Build the most awesome ship in the Star Wars universe! The Imperial Star Destroyer is the massively huge, incredibly powerful heart of the Emperor’s fleet. Manned by the top crew in the Imperial Navy, the Star Destroyer was heavily armored and bristling with turbolasers and tractor beam projectors. One Star Destroyer alone was enough to strike fear into an entire star system!

Now you can add the Imperial Navy’s best-known and most powerful ship to your LEGO Star Wars collection! Measuring an impressive 37” by 23”, this model dwarfs any LEGO Star Wars ship ever produced. This beautifully designed and one-of-a-kind collector’s item comes with a special display stand and collectors card. Also includes an exclusive Rebel Blockade Runner Mini-Model, so you can recreate the opening scenes of Star Wars IV: A New Hope!

So I’ve had the kit for about two weeks now, and it was just sitting in my office. I’ve been busy, you know! I was feeling stressed out last night, so I grabbed the box and started building. I worked for hours, until I couldn’t see straight anymore. I slept for awhile… then I was up and at it again. Building this was addictive to me, and almost an obsession to finish it.

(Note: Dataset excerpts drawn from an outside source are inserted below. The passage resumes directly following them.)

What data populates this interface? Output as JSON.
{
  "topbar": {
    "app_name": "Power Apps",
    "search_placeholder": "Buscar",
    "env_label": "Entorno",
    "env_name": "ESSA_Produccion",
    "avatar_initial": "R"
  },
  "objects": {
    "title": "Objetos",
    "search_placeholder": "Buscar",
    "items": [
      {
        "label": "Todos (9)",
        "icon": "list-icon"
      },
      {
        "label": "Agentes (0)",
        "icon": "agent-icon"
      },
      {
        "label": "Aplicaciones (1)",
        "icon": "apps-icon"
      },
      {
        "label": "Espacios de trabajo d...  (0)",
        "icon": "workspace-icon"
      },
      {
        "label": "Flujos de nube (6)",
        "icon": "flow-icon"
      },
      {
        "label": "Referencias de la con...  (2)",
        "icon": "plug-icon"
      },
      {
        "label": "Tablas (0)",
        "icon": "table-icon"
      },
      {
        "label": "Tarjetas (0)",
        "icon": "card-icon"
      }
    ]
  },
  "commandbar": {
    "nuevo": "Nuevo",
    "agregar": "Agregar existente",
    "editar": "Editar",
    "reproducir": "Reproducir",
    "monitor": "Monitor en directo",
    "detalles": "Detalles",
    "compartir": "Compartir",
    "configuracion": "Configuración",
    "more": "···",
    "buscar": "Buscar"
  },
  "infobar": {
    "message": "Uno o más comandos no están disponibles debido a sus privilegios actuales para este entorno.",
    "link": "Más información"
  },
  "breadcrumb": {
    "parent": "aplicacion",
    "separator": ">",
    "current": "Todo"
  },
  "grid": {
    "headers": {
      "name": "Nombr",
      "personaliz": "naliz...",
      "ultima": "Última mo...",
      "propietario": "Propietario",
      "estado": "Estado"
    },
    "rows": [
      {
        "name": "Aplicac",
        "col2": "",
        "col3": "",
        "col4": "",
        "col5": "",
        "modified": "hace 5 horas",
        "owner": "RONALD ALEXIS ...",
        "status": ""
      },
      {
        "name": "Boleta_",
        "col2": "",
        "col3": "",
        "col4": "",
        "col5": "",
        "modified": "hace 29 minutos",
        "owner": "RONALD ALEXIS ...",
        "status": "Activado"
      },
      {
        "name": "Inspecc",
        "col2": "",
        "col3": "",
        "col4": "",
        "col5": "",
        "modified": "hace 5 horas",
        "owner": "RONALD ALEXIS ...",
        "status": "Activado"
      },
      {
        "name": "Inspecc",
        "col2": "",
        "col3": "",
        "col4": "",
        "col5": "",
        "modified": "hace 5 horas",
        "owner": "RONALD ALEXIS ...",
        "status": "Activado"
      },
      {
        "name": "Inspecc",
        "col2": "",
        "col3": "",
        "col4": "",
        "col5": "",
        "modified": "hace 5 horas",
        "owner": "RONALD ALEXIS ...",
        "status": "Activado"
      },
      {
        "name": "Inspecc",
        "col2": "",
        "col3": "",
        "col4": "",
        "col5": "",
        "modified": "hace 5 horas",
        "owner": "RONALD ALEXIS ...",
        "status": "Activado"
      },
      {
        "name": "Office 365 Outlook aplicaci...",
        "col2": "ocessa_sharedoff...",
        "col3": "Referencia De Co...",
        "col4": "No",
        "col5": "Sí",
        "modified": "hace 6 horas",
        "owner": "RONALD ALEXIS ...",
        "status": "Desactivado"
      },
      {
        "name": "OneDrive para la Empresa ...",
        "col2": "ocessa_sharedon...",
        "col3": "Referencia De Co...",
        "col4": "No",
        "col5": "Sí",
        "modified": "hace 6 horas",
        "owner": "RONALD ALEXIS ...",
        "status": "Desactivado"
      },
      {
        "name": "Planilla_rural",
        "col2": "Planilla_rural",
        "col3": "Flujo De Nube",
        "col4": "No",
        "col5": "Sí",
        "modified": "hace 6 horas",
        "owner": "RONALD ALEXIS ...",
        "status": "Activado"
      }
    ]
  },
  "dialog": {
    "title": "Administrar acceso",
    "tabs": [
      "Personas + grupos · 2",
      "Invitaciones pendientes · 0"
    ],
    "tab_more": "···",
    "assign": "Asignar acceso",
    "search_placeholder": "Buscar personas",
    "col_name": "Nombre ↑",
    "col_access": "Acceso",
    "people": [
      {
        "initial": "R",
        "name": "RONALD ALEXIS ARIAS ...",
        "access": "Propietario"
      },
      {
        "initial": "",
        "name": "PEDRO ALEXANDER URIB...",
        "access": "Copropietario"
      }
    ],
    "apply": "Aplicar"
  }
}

I’m very happy with what I created. It’s insanely cool. I didn’t have LEGO Star Wars growing up, because they didn’t even have them. You’re never too old for LEGO bricks, nor too old for Star Wars. Not only did I have fun doing this, it was also a great stress reliever. I think I’ll end up putting it up on top of my hutch, with the back facing out. I mean, really. Isn’t that just a gorgeous rear end on this ship?!

The other reason I bring this up, is that building LEGO kits can honestly be a bonding experience. It’s something good for a parent to do with a child, or even a grandparent with a grandchild. The sense of accomplishment I have right now is just huge. That is something you can share with a child, once you’ve had a great time building it. Spending the time working on a craft project like this can also pave the way to opening conversations you might not otherwise have had.

Why grow up? You’re never too old to indulge your inner child and play.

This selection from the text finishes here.